Podría decirse que llevo más de cuatro años preparando este viaje, porque ése es el tiempo que ha pasado desde que dejé Vancouver.
Con más incertidumbre que ilusión, con más dudas que determinación, en 2011 tomé la decisión de abandonar el país que tan bien me había acogido para intentar construir una vida en España. Dejé mi trabajo, me deshice de todo lo que no cupiera en mi única maleta y me fui.
Desde entonces he soñado con la posibilidad de volver y he imaginado mi regreso en cientos de situaciones posibles e imposibles.

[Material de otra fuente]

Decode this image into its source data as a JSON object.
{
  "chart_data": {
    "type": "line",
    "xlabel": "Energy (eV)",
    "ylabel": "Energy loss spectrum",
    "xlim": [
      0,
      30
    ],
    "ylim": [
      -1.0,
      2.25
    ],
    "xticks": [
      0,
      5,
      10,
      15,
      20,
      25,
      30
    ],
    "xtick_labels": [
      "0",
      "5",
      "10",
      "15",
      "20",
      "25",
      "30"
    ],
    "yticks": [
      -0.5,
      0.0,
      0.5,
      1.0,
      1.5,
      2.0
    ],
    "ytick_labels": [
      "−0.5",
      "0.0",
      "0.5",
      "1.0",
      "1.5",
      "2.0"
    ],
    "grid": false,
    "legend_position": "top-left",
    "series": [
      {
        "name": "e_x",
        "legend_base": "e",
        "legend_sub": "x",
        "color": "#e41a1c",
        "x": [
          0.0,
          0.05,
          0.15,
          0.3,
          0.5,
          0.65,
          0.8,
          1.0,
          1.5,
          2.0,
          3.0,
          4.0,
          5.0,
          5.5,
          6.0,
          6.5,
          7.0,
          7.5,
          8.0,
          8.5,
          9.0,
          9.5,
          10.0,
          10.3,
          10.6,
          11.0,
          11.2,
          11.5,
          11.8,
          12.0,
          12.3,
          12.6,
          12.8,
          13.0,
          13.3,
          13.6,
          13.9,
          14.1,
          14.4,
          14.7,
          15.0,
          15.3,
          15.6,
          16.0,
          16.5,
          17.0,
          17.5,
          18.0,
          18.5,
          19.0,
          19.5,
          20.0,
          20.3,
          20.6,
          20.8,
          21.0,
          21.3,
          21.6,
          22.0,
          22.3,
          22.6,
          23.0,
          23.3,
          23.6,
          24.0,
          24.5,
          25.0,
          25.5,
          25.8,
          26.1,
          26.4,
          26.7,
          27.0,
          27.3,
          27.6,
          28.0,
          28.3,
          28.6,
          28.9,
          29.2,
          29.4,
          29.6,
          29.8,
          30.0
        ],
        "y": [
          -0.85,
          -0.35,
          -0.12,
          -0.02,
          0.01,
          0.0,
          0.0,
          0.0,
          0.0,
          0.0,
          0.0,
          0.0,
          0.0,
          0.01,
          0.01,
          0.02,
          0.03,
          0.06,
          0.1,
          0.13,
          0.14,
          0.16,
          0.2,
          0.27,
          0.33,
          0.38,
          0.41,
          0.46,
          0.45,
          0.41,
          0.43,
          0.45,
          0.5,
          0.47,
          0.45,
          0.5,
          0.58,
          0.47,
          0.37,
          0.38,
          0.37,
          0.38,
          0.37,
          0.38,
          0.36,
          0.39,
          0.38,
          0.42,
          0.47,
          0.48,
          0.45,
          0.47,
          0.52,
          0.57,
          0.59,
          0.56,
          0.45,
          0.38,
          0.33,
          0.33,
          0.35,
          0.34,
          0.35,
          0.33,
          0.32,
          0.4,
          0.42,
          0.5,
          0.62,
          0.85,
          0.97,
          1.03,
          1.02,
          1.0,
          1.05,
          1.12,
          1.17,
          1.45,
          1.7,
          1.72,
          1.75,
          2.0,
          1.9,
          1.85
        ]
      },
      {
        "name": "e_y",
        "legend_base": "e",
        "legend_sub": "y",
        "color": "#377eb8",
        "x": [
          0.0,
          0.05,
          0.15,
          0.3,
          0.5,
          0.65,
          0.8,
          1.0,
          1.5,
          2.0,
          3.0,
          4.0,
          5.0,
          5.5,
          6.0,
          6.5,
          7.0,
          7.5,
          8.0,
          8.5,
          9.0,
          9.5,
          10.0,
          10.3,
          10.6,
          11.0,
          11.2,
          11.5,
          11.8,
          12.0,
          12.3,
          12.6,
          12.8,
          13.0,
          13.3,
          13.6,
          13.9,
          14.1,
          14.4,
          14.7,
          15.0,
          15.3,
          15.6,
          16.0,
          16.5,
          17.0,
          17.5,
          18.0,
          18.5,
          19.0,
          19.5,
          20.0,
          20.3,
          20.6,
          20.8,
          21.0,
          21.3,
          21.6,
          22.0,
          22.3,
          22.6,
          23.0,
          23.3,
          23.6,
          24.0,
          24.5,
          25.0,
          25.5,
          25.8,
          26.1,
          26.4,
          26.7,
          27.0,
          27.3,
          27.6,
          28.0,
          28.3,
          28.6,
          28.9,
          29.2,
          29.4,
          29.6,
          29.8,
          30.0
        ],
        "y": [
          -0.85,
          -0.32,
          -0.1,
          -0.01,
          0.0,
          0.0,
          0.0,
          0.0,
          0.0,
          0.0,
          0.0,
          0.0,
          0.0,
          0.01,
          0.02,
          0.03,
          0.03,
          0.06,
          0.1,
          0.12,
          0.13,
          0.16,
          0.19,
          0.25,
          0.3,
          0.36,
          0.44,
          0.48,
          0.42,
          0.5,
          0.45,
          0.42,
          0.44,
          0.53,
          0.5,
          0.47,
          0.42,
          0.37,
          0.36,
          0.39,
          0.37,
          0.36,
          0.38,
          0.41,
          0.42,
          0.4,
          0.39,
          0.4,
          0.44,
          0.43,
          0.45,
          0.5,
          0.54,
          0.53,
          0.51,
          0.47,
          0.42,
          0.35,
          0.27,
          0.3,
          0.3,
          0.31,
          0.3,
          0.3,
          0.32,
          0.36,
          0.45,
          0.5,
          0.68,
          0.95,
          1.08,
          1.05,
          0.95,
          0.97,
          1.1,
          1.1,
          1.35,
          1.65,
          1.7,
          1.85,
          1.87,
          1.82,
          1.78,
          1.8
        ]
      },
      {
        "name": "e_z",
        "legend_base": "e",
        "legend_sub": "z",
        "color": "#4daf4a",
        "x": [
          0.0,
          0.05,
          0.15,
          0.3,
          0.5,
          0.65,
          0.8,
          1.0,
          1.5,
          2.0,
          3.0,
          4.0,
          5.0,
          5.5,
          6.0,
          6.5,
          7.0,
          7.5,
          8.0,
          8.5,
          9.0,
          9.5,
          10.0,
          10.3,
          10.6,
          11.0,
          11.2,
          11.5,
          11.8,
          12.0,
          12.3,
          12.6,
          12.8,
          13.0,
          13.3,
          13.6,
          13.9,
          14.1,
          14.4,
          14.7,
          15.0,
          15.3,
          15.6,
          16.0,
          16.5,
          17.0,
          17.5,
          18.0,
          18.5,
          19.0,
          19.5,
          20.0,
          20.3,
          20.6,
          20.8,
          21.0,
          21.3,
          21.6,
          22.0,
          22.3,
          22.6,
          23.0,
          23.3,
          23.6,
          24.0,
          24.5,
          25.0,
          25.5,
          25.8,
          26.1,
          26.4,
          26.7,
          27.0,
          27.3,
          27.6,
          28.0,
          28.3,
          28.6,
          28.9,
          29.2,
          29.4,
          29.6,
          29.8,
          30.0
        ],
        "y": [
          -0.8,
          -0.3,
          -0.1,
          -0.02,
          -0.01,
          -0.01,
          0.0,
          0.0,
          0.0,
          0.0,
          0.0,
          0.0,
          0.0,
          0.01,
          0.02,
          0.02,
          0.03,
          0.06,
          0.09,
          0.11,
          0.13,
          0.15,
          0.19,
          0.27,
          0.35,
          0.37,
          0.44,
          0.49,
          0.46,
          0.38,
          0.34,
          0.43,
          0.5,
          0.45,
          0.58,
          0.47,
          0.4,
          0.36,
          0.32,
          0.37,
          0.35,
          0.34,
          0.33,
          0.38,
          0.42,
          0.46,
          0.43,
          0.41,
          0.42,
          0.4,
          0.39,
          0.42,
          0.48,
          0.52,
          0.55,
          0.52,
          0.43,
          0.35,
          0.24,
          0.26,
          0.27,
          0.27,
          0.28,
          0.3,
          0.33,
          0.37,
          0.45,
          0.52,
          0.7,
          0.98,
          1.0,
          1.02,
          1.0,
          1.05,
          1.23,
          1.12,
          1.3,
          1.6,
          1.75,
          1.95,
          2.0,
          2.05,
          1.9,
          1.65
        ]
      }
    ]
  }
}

Cuando me fui, un posible regreso dependía de lo que el futuro me deparara en España. Aterrizar en un país maltrecho, corrupto y empobrecido no planteaba un escenario de expectativas optimistas. Si mi país no tenía nada que ofrecerme, volvería a intentarlo en Canadá. Tocaba saltar al vacío, una vez más.
Nunca sabré qué habría sido de mi vida si hubiera apostado por quedarme en Canadá. Lo que sí sé, es lo que me habría perdido.
En los casi cinco años que han pasado desde entonces, he conseguido trabajar en lo que me gusta (y cobrar por ello), me he mudado dos veces, he visitado seis países nuevos y me he casado. También he tenido el privilegio de estar cerca de los míos, ver familias crecer y algunas, tristemente, menguar.
A cambio, me he perdido las vidas de los que se quedaron allí, he comprobado con resignación cómo mi inglés se iba embruteciendo y, sin darme cuenta, he ido deshaciendo los hilos invisibles que me mantenían conectada a mi ciudad favorita del meridiano 123 Oeste.
Me marché de Vancouver como quien dice “hasta luego”, sin detenerme en despedidas dolorosas, mirando de reojo lo que dejaba tras mis pasos y memorizando el camino de vuelta, por si acaso.
Desde la última noche que pasé en mi “apartamento con vistas” de West End hasta hoy, de una u otra forma, he estado preparando el regreso. Ha llegado el momento, vuelvo a Vancouver, pero, esta vez, el viaje será muy distinto al anterior.